The mainstream-media critics over at the Media Research Center have been evaluating “evaluative” statements about President Trump on the three main nightly newscasts — ABC’s “World News Tonight,” “CBS Evening News” and “NBC Nightly News.” Over the summer — June, July and August — 91 percent of such statements have been negative, as opposed to 9 percent positive, the organization has determined. “Analyzing the networks’ spin makes it clear that the goal of all of this heavy coverage is not to promote the President, but to punish him,” write Rich Noyes and Mike Ciandella in a posting on NewsBusters, the very prolific blog of the MRC.
For the sake of comparison, Harvard University’s Shorenstein Center earlier this year found that negative Trump coverage swamped positive Trump coverage over his first 100 days in office. See the chart below, but beware: Those red and green bars don’t include a significant portion of the coverage that Shorenstein categorized as “neutral.”
In their nightly newscasts over the summer, the MRC found, the big three networks covered the Russia investigation with 415 minutes (94 percent negative); the effort to repeal and replace Obamacare with 176 minutes (97 percent negative); the North Korean nuclear saber-rattling with 136 minutes (86 percent negative); and Trump’s reaction to the violence in Charlottesville with 97 minutes (97 percent negative). “All Presidents deserve critical news coverage from time to time, but the relentlessly hostile coverage Trump has seen thus far is as much a reflection of the media’s ideological bias as anything else,” conclude Noyes and Ciandella.
Perhaps it’s as much a reflection of reality as anything else. Take Obamacare: Here, the president promised to do away with his predecessor’s signature domestic program and has failed to deliver. Meanwhile, his administration has proceeded to undercut the existing system. Just what would positive coverage look like? And on the mid-August Charlottesville rallying with neo-Nazi and Ku Klux Klan groups: One day, Trump was citing problems with “both sides”; then, in prepared remarks, he called out neo-Nazis; then he returned to his both-sides line of analysis.
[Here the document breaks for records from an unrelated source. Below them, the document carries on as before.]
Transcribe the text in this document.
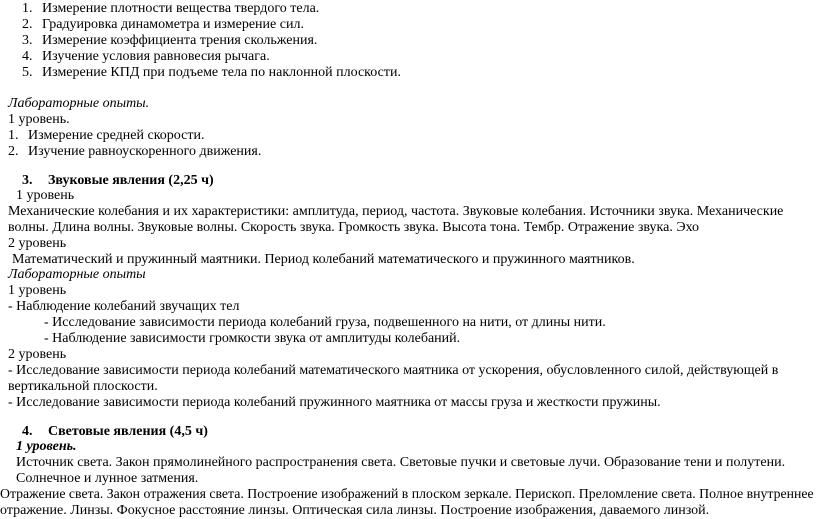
1. Измерение плотности вещества твердого тела.
2. Градуировка динамометра и измерение сил.
3. Измерение коэффициента трения скольжения.
4. Изучение условия равновесия рычага.
5. Измерение КПД при подъеме тела по наклонной плоскости.
Лабораторные опыты.
1 уровень.
1. Измерение средней скорости.
2. Изучение равноускоренного движения.
3. Звуковые явления (2,25 ч)
1 уровень
Механические колебания и их характеристики: амплитуда, период, частота. Звуковые колебания. Источники звука. Механические
волны. Длина волны. Звуковые волны. Скорость звука. Громкость звука. Высота тона. Тембр. Отражение звука. Эхо
2 уровень
Математический и пружинный маятники. Период колебаний математического и пружинного маятников.
Лабораторные опыты
1 уровень
- Наблюдение колебаний звучащих тел
- Исследование зависимости периода колебаний груза, подвешенного на нити, от длины нити.
- Наблюдение зависимости громкости звука от амплитуды колебаний.
2 уровень
- Исследование зависимости периода колебаний математического маятника от ускорения, обусловленного силой, действующей в
вертикальной плоскости.
- Исследование зависимости периода колебаний пружинного маятника от массы груза и жесткости пружины.
4. Световые явления (4,5 ч)
1 уровень.
Источник света. Закон прямолинейного распространения света. Световые пучки и световые лучи. Образование тени и полутени.
Солнечное и лунное затмения.
Отражение света. Закон отражения света. Построение изображений в плоском зеркале. Перископ. Преломление света. Полное внутреннее
отражение. Линзы. Фокусное расстояние линзы. Оптическая сила линзы. Построение изображения, даваемого линзой.
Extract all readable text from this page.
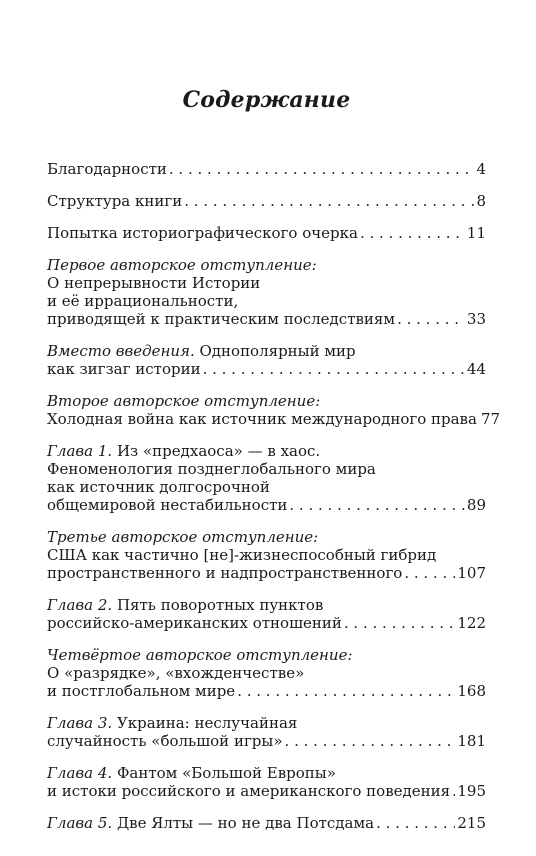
Содержание
Благодарности . . .	4
Структура книги . . .	8
Попытка историографического очерка . . .	11
Первое авторское отступление:
О непрерывности Истории
и её иррациональности,
приводящей к практическим последствиям . . .	33
Вместо введения. Однополярный мир
как зигзаг истории . . .	44
Второе авторское отступление:
Холодная война как источник международного права 77
Глава 1. Из «предхаоса» — в хаос.
Феноменология позднеглобального мира
как источник долгосрочной
общемировой нестабильности . . .	89
Третье авторское отступление:
США как частично [не]-жизнеспособный гибрид
пространственного и надпространственного . . .	107
Глава 2. Пять поворотных пунктов
российско-американских отношений . . .	122
Четвёртое авторское отступление:
О «разрядке», «вхожденчестве»
и постглобальном мире . . .	168
Глава 3. Украина: неслучайная
случайность «большой игры» . . .	181
Глава 4. Фантом «Большой Европы»
и истоки российского и американского поведения . . . 195
Глава 5. Две Ялты — но не два Потсдама . . .	215
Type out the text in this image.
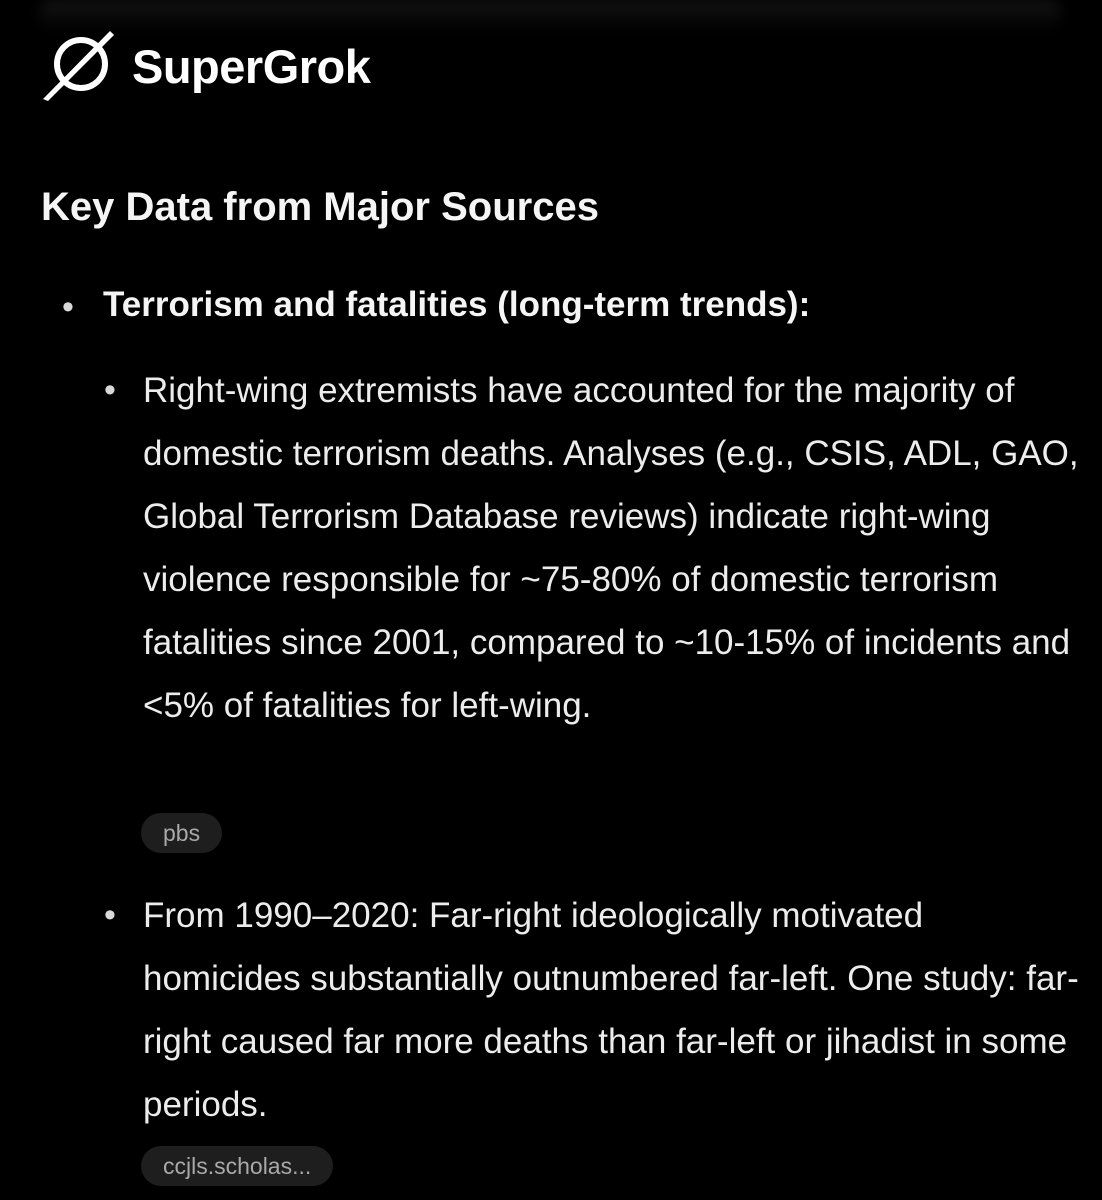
SuperGrok
Key Data from Major Sources
• Terrorism and fatalities (long-term trends):
• Right-wing extremists have accounted for the majority of domestic terrorism deaths. Analyses (e.g., CSIS, ADL, GAO, Global Terrorism Database reviews) indicate right-wing violence responsible for ~75-80% of domestic terrorism fatalities since 2001, compared to ~10-15% of incidents and <5% of fatalities for left-wing.
pbs
• From 1990–2020: Far-right ideologically motivated homicides substantially outnumbered far-left. One study: far-right caused far more deaths than far-left or jihadist in some periods.
ccjls.scholas...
How to engineer a positive spin on that progression?
Another finding in the MRC analysis relates to volume. Whereas the networks devoted just 10 percent of their airtime to President Barack Obama in 2015 and 2016, according to the MRC, they’re bingeing on Trump. More than a third of their airtime over the summer hovered over Trump, and more in the preceding months. Again, there’s a reality-based explanation here. Trump appears to relish creating news, which he frequently does on his Twitter account and elsewhere. Remember his explanation as to why he announced the pardoning of former Maricopa County, Ariz., sheriff Joe Arpaio just as Hurricane Harvey bore down on Texas? “In the middle of a hurricane, even though it was a Friday evening, I assumed the ratings would be far higher than they were normally,” said the president.